In 2023, she advocated for the signing of the Abraham Accords, and later praised its Arab signatories: the United Arab Emirates, Bahrain, Sudan and Morocco.

While working with the Center for Peace Communications, Osman became involved with Sharaka. In 2022 and 2023, she was part of Sharaka's Arab delegation to the March of the Living, a Holocaust commemoration event at the Auschwitz concentration camp in Poland. She has also traveled to the United States with Sharaka, participating in community events. She was criticized by Arab social media users in January 2024 after posting videos of herself speaking to an Israel Defense Forces soldier and Avichay Adraee, a spokesman for the IDF.

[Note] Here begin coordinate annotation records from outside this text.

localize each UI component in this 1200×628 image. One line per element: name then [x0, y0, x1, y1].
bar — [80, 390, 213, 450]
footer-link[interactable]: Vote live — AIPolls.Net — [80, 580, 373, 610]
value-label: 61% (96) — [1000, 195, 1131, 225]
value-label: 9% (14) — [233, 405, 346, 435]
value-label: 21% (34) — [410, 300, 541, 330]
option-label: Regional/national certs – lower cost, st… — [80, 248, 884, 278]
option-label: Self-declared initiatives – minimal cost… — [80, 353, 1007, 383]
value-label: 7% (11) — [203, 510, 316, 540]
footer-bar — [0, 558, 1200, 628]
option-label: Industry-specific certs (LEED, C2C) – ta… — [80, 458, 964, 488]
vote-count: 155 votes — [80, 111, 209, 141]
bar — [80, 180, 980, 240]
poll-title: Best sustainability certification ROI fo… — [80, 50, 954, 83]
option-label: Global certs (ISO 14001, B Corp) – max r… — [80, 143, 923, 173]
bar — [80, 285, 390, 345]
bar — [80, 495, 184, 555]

From September to November 2023, Osman published a blog for The Times of Israel. Apart from her own story of becoming aware of antisemitic indoctrination, she strongly condemned Hamas for the attack on 7 October 2023. Following the attacks, she founded Arabs Ask, an Instagram forum meant for Arabs to ask questions and challenge preconceived notions about Judaism and Israel. She is also working on a book about Israel and Israelis. In the film Tragic Awakening: A New Look at the Oldest Hatred, she described her reaction when she learned about Jewish history and realized she had been indoctrinated: "I was angry. Because the Jew is not my enemy.”

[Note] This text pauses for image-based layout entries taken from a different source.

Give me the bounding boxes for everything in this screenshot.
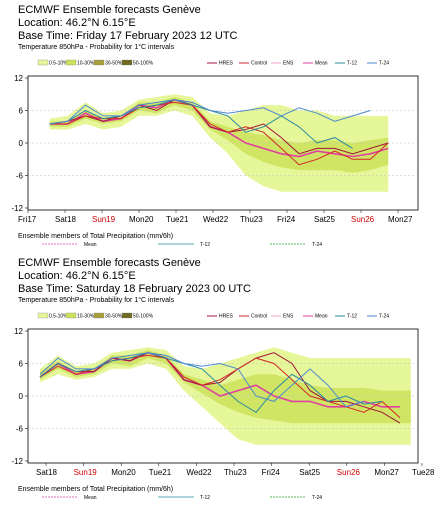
legend-label-series: HRES — [219, 314, 234, 320]
prob-band-10-30 — [49, 97, 389, 173]
legend-label-prob: 10-30% — [77, 314, 95, 320]
x-tick-label: Sun19 — [74, 468, 98, 477]
precip-title: Ensemble members of Total Precipitation … — [18, 486, 174, 493]
temperature-chart-1: 0.5-10% 10-30% 30-50% 50-100% HRES Control ENS… — [11, 312, 435, 501]
x-tick-label: Tue21 — [149, 468, 172, 477]
y-tick-label: 0 — [19, 139, 24, 148]
legend-label-series: Control — [251, 314, 267, 320]
legend-swatch-prob — [93, 59, 105, 66]
y-tick-label: 12 — [14, 327, 23, 336]
legend-label-prob: 30-50% — [105, 61, 123, 67]
y-tick-label: 6 — [19, 360, 24, 369]
series-line-t-24 — [39, 352, 365, 408]
x-tick-label: Mon27 — [388, 215, 413, 224]
y-tick-label: 6 — [19, 107, 24, 116]
x-tick-label: Fri17 — [18, 215, 37, 224]
x-tick-label: Sun19 — [92, 215, 116, 224]
x-tick-label: Fri24 — [262, 468, 281, 477]
series-line-hres — [39, 352, 401, 424]
x-tick-label: Sat18 — [55, 215, 76, 224]
precip-legend-label: T-24 — [312, 495, 322, 501]
precip-legend-label: Mean — [84, 242, 97, 248]
chart-title: ECMWF Ensemble forecasts Genève — [18, 4, 201, 16]
legend-label-series: T-12 — [347, 314, 357, 320]
location-line: Location: 46.2°N 6.15°E — [18, 17, 136, 29]
y-tick-label: 12 — [14, 74, 23, 83]
x-tick-label: Tue28 — [412, 468, 435, 477]
legend-label-series: Mean — [315, 61, 328, 67]
legend-label-prob: 0.5-10% — [49, 314, 68, 320]
legend-label-series: Control — [251, 61, 267, 67]
chart-subtitle: Temperature 850hPa - Probability for 1°C… — [18, 44, 175, 51]
series-line-t-24 — [49, 99, 371, 125]
series-line-t-12 — [49, 99, 353, 149]
legend-swatch-prob — [65, 312, 77, 319]
legend-label-prob: 10-30% — [77, 61, 95, 67]
y-tick-label: -6 — [16, 172, 24, 181]
x-tick-label: Thu23 — [240, 215, 263, 224]
legend-label-series: T-24 — [379, 61, 389, 67]
x-tick-label: Sun26 — [337, 468, 361, 477]
legend-label-prob: 50-100% — [133, 314, 154, 320]
legend-label-series: ENS — [283, 61, 294, 67]
series-line-hres — [49, 99, 389, 155]
x-tick-label: Mon27 — [374, 468, 399, 477]
legend-swatch-prob — [121, 312, 133, 319]
legend-label-series: Mean — [315, 314, 328, 320]
y-tick-label: -12 — [11, 204, 23, 213]
precip-legend-label: Mean — [84, 495, 97, 501]
forecast-panel-0: ECMWF Ensemble forecasts Genève Location… — [11, 4, 419, 248]
precip-legend-label: T-24 — [312, 242, 322, 248]
legend-label-series: HRES — [219, 61, 234, 67]
legend-swatch-prob — [93, 312, 105, 319]
x-tick-label: Sun26 — [351, 215, 375, 224]
x-tick-label: Thu23 — [224, 468, 247, 477]
chart-subtitle: Temperature 850hPa - Probability for 1°C… — [18, 297, 175, 304]
y-tick-label: 0 — [19, 392, 24, 401]
base-time: Base Time: Saturday 18 February 2023 00 … — [18, 283, 251, 295]
x-tick-label: Sat25 — [314, 215, 335, 224]
x-tick-label: Mon20 — [129, 215, 154, 224]
legend-label-series: T-12 — [347, 61, 357, 67]
prob-band-10-30 — [40, 350, 411, 424]
x-tick-label: Mon20 — [111, 468, 136, 477]
x-tick-label: Wed22 — [186, 468, 212, 477]
x-tick-label: Sat25 — [299, 468, 320, 477]
temperature-chart-0: 0.5-10% 10-30% 30-50% 50-100% HRES Control ENS… — [11, 59, 419, 248]
precip-title: Ensemble members of Total Precipitation … — [18, 233, 174, 240]
x-tick-label: Sat18 — [36, 468, 57, 477]
x-tick-label: Tue21 — [166, 215, 189, 224]
legend-label-prob: 0.5-10% — [49, 61, 68, 67]
legend-label-prob: 50-100% — [133, 61, 154, 67]
x-tick-label: Wed22 — [203, 215, 229, 224]
base-time: Base Time: Friday 17 February 2023 12 UT… — [18, 30, 238, 42]
legend-label-series: T-24 — [379, 314, 389, 320]
legend-label-series: ENS — [283, 314, 294, 320]
location-line: Location: 46.2°N 6.15°E — [18, 270, 136, 282]
y-tick-label: -12 — [11, 457, 23, 466]
chart-title: ECMWF Ensemble forecasts Genève — [18, 257, 201, 269]
x-tick-label: Fri24 — [277, 215, 296, 224]
precip-legend-label: T-12 — [200, 242, 210, 248]
forecast-panel-1: ECMWF Ensemble forecasts Genève Location… — [0, 253, 440, 506]
legend-swatch-prob — [37, 59, 49, 66]
y-tick-label: -6 — [16, 425, 24, 434]
legend-swatch-prob — [65, 59, 77, 66]
legend-swatch-prob — [121, 59, 133, 66]
precip-legend-label: T-12 — [200, 495, 210, 501]
legend-swatch-prob — [37, 312, 49, 319]
legend-label-prob: 30-50% — [105, 314, 123, 320]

On 4 March 2024, Osman spoke at the United Nations Human Rights Council. In her short speech, she criticized the governments of Qatar, Iran, Egypt, Jordan, Lebanon and Syria for what she described as failures to support the people in Gaza and to fight against Hamas and Hezbollah.

Osman has claimed that anti-Israel propaganda originates from "a highly organised and dangerous alliance in the Middle East, led by the Islamic Republic of Iran … [that] includes Hezbollah, the Assad regime, the Houthis in Yemen, and, of course, Hamas". In January 2026, she wrote that "it is not immoral—but necessary—to urge a superpower like the United States to intervene and end the Iranian people's nightmare".

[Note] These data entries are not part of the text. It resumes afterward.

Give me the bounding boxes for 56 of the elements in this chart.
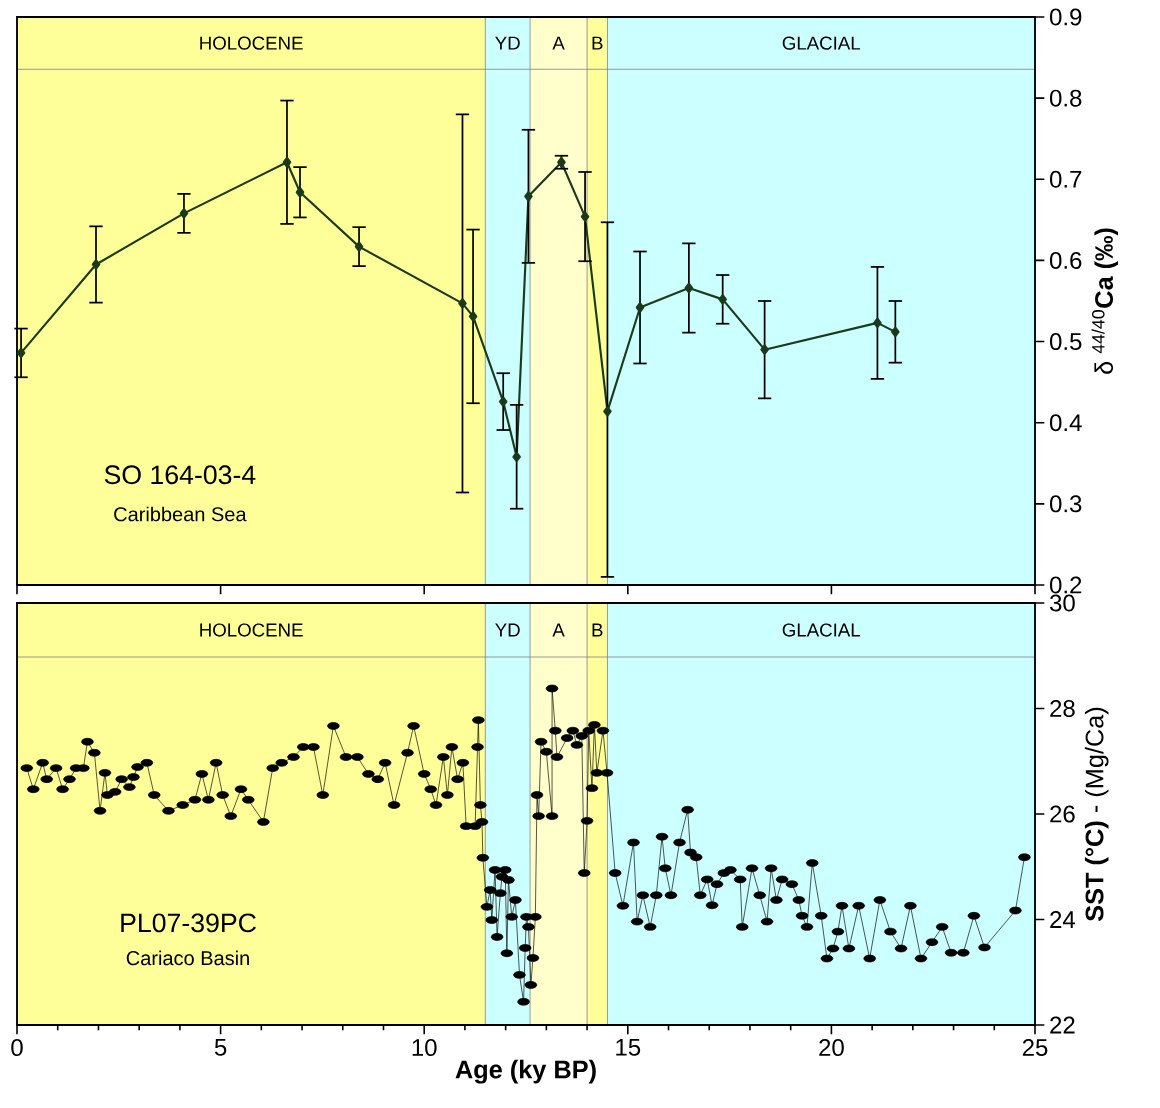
band-label: A <box>552 623 565 637</box>
y-tick-label: 28 <box>1050 700 1075 717</box>
x-axis-title: Age (ky BP) <box>455 1059 596 1084</box>
point <box>498 396 508 407</box>
point <box>468 311 478 322</box>
x-tick-label: 15 <box>616 1039 641 1056</box>
point <box>295 186 305 198</box>
band-label: A <box>552 36 565 50</box>
point <box>684 282 694 294</box>
band-label: B <box>592 623 603 637</box>
point <box>16 347 26 359</box>
annotation: SO 164-03-4 <box>104 465 256 485</box>
x-tick-label: 0 <box>11 1039 23 1057</box>
y-tick-label: 0.9 <box>1049 8 1082 26</box>
y-axis-title: SST (°C) - (Mg/Ca) <box>1084 707 1109 922</box>
band-label: B <box>592 36 603 50</box>
point <box>891 326 900 338</box>
annotation: Caribbean Sea <box>114 506 247 522</box>
y-axis-title: δ $^{44/40}$Ca (‰) <box>1091 228 1119 374</box>
annotation: Cariaco Basin <box>126 950 249 966</box>
point <box>512 451 521 463</box>
y-tick-label: 0.8 <box>1049 89 1082 107</box>
y-tick-label: 0.4 <box>1049 414 1082 432</box>
band-label: YD <box>495 36 520 50</box>
y-tick-label: 0.6 <box>1049 251 1082 269</box>
annotation: PL07-39PC <box>121 913 256 933</box>
x-tick-label: 10 <box>412 1039 437 1057</box>
point <box>760 344 769 356</box>
point <box>635 302 645 313</box>
point <box>282 156 292 168</box>
point <box>458 298 467 309</box>
y-tick-label: 26 <box>1050 805 1075 823</box>
y-tick-label: 22 <box>1050 1016 1075 1034</box>
band-label: YD <box>495 623 520 637</box>
y-tick-label: 30 <box>1049 594 1075 612</box>
band-label: HOLOCENE <box>200 36 303 50</box>
x-tick-label: 5 <box>214 1039 227 1056</box>
y-tick-label: 0.3 <box>1049 495 1082 513</box>
point <box>354 241 364 252</box>
band-label: GLACIAL <box>782 623 861 637</box>
point <box>179 208 189 219</box>
y-tick-label: 24 <box>1050 911 1076 928</box>
y-tick-label: 0.5 <box>1049 333 1082 351</box>
point <box>91 259 101 270</box>
point <box>557 156 566 168</box>
y-tick-label: 0.2 <box>1049 576 1082 594</box>
x-tick-label: 20 <box>819 1039 844 1057</box>
point <box>524 190 533 202</box>
band-label: GLACIAL <box>782 36 861 50</box>
y-tick-label: 0.7 <box>1049 170 1082 188</box>
point <box>873 317 882 329</box>
band-label: HOLOCENE <box>200 623 303 637</box>
point <box>603 406 612 417</box>
point <box>718 294 727 305</box>
point <box>580 211 590 222</box>
x-tick-label: 25 <box>1022 1039 1048 1057</box>
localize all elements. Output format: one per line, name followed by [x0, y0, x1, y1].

Following the Syrian government offensive against the Democratic Autonomous Administration of North and East Syria (DAANES) of January 2026, Osman, now a researcher with the Jerusalem Center for Security and Foreign Affairs, visited Erbil to discuss the situation in Syria with the political, military, and civil society representatives of the Kurdistan Region of Iraq, including Mariwan Naqshbandi and Khalid Jamal Alber (the director general of Christian affairs) of the Ministry of Endowments and Religious Affairs, and members of a recent delegation from the Kurdistan Region to Israel. In her account of the visit, she emphasised "the [Iraqi] Kurdish openness toward Israel". Praising "the long-term vision of the Barzani family", she presented the Kurdistan Regional Government's "alignment with the West, integration into global markets, attraction of foreign investment, and political pragmatism over ideological rigidity" as a positive alternative to the DAANES, which she accused of "hostility toward Western systems" and "ties to Iran".

== Personal life ==
Osman lives in Germany. She was born a Sunni Muslim, and has identified herself as an Arab Zionist, but suggested her ethnic origins are non-Arab. In 2022, she began the process to convert to Judaism.

She has been estranged since the October 7 attacks from most of her family and friends who are still in Syria and Lebanon. According to Osman, some cut off ties due to fear, while others due to antisemitism. Between the attacks and November 2025, she made 16 visits to Israel, and stated her intention to move there permanently.